2. Aux termes de l'article L. 845-3 du code de la sécurité sociale : " Tout paiement indu de prime d'activité est récupéré par l'organisme chargé de son service. () La créance peut être remise ou réduite par l'organisme mentionné au premier alinéa en cas de bonne foi ou de précarité de la situation du débiteur, sauf si cette créance résulte d'une manœuvre frauduleuse ou d'une fausse déclaration. ". Aux termes de l'article R. 846-5 du même code : " Le bénéficiaire de la prime d'activité est tenu de faire connaître à l'organisme chargé du service de la prestation toutes informations nécessaires à l'établissement et au calcul des droits, relatives à sa résidence, à sa situation de famille, aux activités, aux ressources et aux biens des membres du foyer. Il doit faire connaître à cet organisme tout changement intervenu dans l'un ou l'autre de ces éléments. ".

3. Lorsqu'il statue sur un recours dirigé contre une décision rejetant totalement ou partiellement une demande de remise gracieuse d'un indu de prime d'activité, il appartient au juge administratif d'examiner si une remise gracieuse totale ou partielle est justifiée et de se prononcer lui-même sur la demande en recherchant si, au regard des circonstances de fait dont il est justifié par l'une et l'autre partie à la date de sa propre décision, la situation de précarité du débiteur et sa bonne foi justifient que lui soit accordée une remise.

4. Mme B, qui a désormais un enfant à charge, soutient être dans une situation financière précaire mais ne conteste pas que son quotient familial est de 945 euros depuis avril 2024 et que ses ressources s'élèvent à environ 1 900 euros. La requérante n'a pas répondu au courrier du tribunal du 11 décembre 2023 lui demandant d'apporter toutes pièces permettant d'apprécier sa situation financière. Dans ces conditions, Mme B n'établit pas être dans une situation de précarité telle qu'elle ne pourrait pas faire face, au jour du jugement, au paiement de sa dette d'un montant restant dû, au jour de l'introduction de sa requête, de 98,48 euros et au demeurant soldée.

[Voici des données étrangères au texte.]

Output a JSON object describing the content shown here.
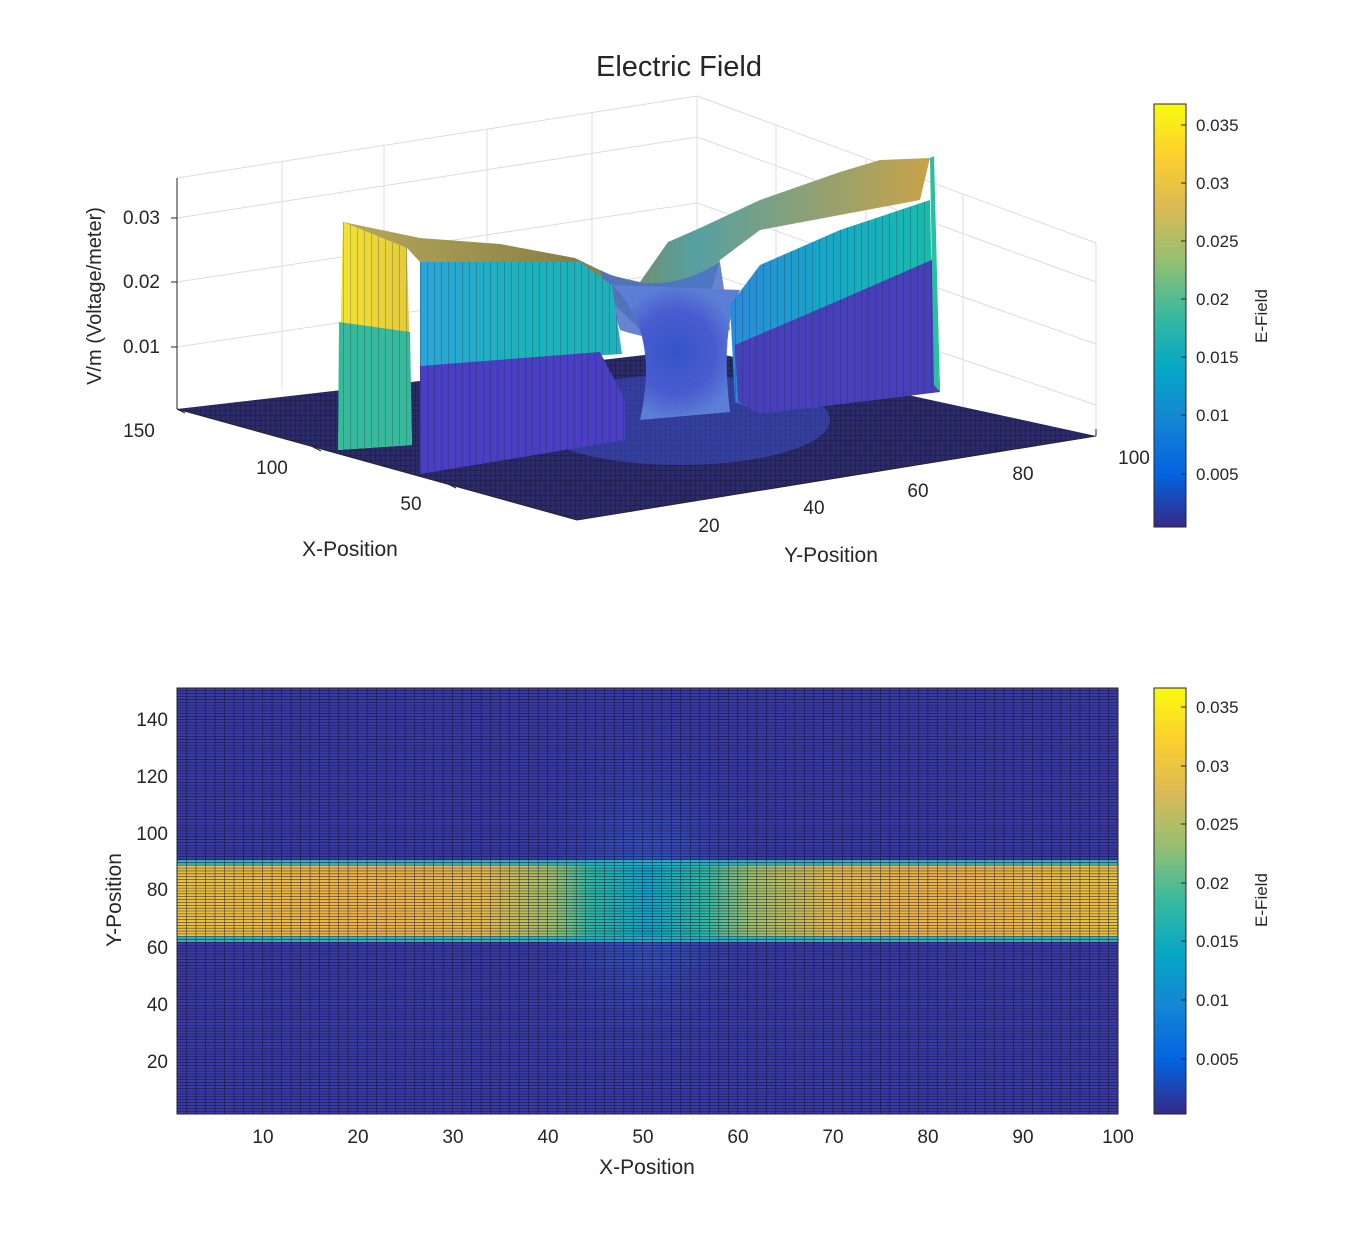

5. Il résulte de ce qui précède, sans qu'il soit besoin d'examiner la condition de bonne foi, que Mme B n'est fondée à demander ni l'annulation de la décision lui refusant la remise gracieuse de son indu de prime d'activité ni la remise gracieuse totale de sa dette.

D E C I D E :

Article 1er : La requête de Mme B est rejetée.

Article 2 : Le présent jugement sera notifié à Mme A B, à la caisse d'allocations familiales de la Seine-Maritime et à la ministre du travail, de la santé, des solidarités et des familles.

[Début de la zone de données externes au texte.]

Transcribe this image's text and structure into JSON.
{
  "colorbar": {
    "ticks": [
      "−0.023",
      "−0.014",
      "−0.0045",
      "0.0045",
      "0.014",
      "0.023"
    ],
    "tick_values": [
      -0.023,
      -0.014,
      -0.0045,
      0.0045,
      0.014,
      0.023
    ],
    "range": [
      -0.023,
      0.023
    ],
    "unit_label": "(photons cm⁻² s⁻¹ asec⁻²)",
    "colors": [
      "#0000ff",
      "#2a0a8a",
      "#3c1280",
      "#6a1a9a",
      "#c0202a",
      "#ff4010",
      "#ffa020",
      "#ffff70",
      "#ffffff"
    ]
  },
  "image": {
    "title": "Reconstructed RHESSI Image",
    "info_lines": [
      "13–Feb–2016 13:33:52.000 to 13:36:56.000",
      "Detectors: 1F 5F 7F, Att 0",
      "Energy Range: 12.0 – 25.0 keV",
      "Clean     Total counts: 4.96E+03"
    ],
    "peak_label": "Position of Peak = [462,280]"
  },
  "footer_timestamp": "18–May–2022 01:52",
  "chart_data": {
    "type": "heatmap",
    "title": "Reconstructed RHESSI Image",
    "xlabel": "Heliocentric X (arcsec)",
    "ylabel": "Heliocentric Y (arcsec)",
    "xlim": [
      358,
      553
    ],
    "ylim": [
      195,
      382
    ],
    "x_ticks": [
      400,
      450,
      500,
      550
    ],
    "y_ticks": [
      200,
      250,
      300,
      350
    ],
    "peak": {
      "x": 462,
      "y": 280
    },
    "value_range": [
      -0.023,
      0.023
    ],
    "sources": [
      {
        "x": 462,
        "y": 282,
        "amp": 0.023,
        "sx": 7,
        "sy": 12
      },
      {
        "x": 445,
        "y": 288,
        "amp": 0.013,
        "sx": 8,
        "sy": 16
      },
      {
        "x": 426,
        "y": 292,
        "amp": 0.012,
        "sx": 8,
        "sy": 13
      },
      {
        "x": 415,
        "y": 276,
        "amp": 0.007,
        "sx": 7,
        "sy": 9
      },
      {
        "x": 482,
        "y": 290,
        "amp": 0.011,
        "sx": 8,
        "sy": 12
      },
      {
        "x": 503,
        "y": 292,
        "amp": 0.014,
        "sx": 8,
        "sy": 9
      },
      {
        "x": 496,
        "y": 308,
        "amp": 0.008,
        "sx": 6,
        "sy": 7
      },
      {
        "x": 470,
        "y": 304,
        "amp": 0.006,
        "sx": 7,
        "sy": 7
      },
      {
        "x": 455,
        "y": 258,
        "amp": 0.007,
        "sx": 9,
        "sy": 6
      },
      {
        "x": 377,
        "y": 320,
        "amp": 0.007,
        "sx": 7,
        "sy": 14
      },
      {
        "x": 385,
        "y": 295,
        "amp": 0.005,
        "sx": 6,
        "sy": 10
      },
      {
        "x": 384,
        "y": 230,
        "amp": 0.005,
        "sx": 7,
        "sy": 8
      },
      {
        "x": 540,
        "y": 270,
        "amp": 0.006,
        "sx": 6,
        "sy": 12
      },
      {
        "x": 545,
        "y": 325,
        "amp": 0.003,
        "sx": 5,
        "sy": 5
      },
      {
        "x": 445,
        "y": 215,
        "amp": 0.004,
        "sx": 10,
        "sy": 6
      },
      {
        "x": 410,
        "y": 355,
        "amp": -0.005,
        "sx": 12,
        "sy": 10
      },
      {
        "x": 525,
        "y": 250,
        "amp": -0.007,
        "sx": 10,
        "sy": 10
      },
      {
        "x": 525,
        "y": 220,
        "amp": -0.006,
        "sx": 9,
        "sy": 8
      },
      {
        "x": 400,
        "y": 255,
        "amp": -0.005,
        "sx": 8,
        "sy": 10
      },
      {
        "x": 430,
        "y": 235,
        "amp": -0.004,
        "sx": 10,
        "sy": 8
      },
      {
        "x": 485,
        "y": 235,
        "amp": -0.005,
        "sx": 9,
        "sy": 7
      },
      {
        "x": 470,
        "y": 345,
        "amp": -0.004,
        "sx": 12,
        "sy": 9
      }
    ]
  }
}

Rendu public par mise à disposition au greffe le 5 juin 2025.

La magistrate désignée,

Signé :

H. JEANMOUGINLa greffière,

Signé :

P. HIS

La République mande et ordonne à la ministre du travail, de la santé, des solidarités et des familles en ce qui la concerne ou à tous commissaires de justice à ce requis en ce qui concerne les voies de droit commun contre les parties privées, de pourvoir à l'exécution de la présente décision.